U-235 Fission Rxn
Zr-96 is an 'isotope' of Zirconium. That is, all Zirconium atoms in the universe have 40 protons (atomic number defines the element) but can have structures with different numbers of neutrons. By definition, isotopes are elements with the same atomic number but different atomic masses (due to variations in numbers of neutrons). Suggestion => Internet search for Zirconium Isotopes => Wikipedia to see the many isotopes of Zirconium. (https://en.wikipedia.org/wiki/Zirconium#Isotopes) Note, they all have 40 protons but due to variations in numbers of neutrons, there are multiple atomic masses. There are only 5 naturally occurring isotopes, but twenty-eight artificial isotopes of zirconium have been synthesized, ranging in atomic mass from 78 to 110
Also, the atomic mass of Zr published on most periodic tables is 91.224 amu (atomic mass units). This value is the weight average of the naturally occuring Zirconium isotopes that have been identified. So, Zirconium can have many isotopes (some natural and some synthetic) including Zr-96 (40 protons + 56 neutrons) & Zr-98 (40 protons + 58 neutrons). Nuclear fission is an example of synthetic Zirconium.
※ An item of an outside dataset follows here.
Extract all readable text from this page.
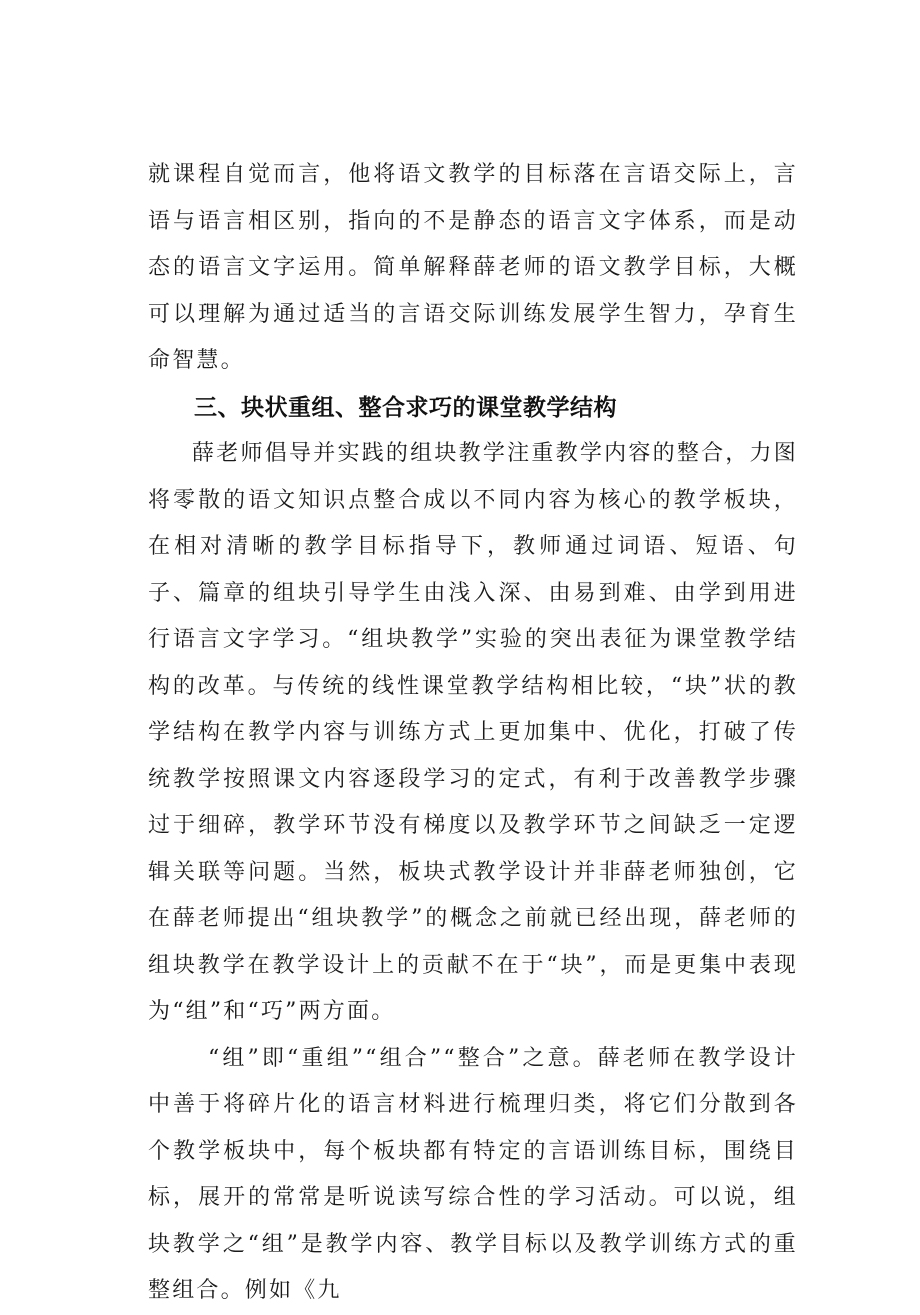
就课程自觉而言，他将语文教学的目标落在言语交际上，言语与语言相区别，指向的不是静态的语言文字体系，而是动态的语言文字运用。简单解释薛老师的语文教学目标，大概可以理解为通过适当的言语交际训练发展学生智力，孕育生命智慧。

三、块状重组、整合求巧的课堂教学结构

薛老师倡导并实践的组块教学注重教学内容的整合，力图将零散的语文知识点整合成以不同内容为核心的教学板块，在相对清晰的教学目标指导下，教师通过词语、短语、句子、篇章的组块引导学生由浅入深、由易到难、由学到用进行语言文字学习。“组块教学”实验的突出表征为课堂教学结构的改革。与传统的线性课堂教学结构相比较，“块”状的教学结构在教学内容与训练方式上更加集中、优化，打破了传统教学按照课文内容逐段学习的定式，有利于改善教学步骤过于细碎，教学环节没有梯度以及教学环节之间缺乏一定逻辑关联等问题。当然，板块式教学设计并非薛老师独创，它在薛老师提出“组块教学”的概念之前就已经出现，薛老师的组块教学在教学设计上的贡献不在于“块”，而是更集中表现为“组”和“巧”两方面。

“组”即“重组”“组合”“整合”之意。薛老师在教学设计中善于将碎片化的语言材料进行梳理归类，将它们分散到各个教学板块中，每个板块都有特定的言语训练目标，围绕目标，展开的常常是听说读写综合性的学习活动。可以说，组块教学之“组”是教学内容、教学目标以及教学训练方式的重整组合。例如《九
Uranium-235 nucleus contains 92 protons and 143 neutrons.
- When bombarded with a neutron it becomes Uranium-236 which has 92 protons and 144 neutrons.
- On disintegration Uranium-236 yields two daughter nuclei and three neutrons.
- From Law of conservation of Charge the two daughters must be
(a) Given Zirconium-96 which has 40 protons and (b) X which must have
#92-40=52#protons. We know that it must be Tellurium.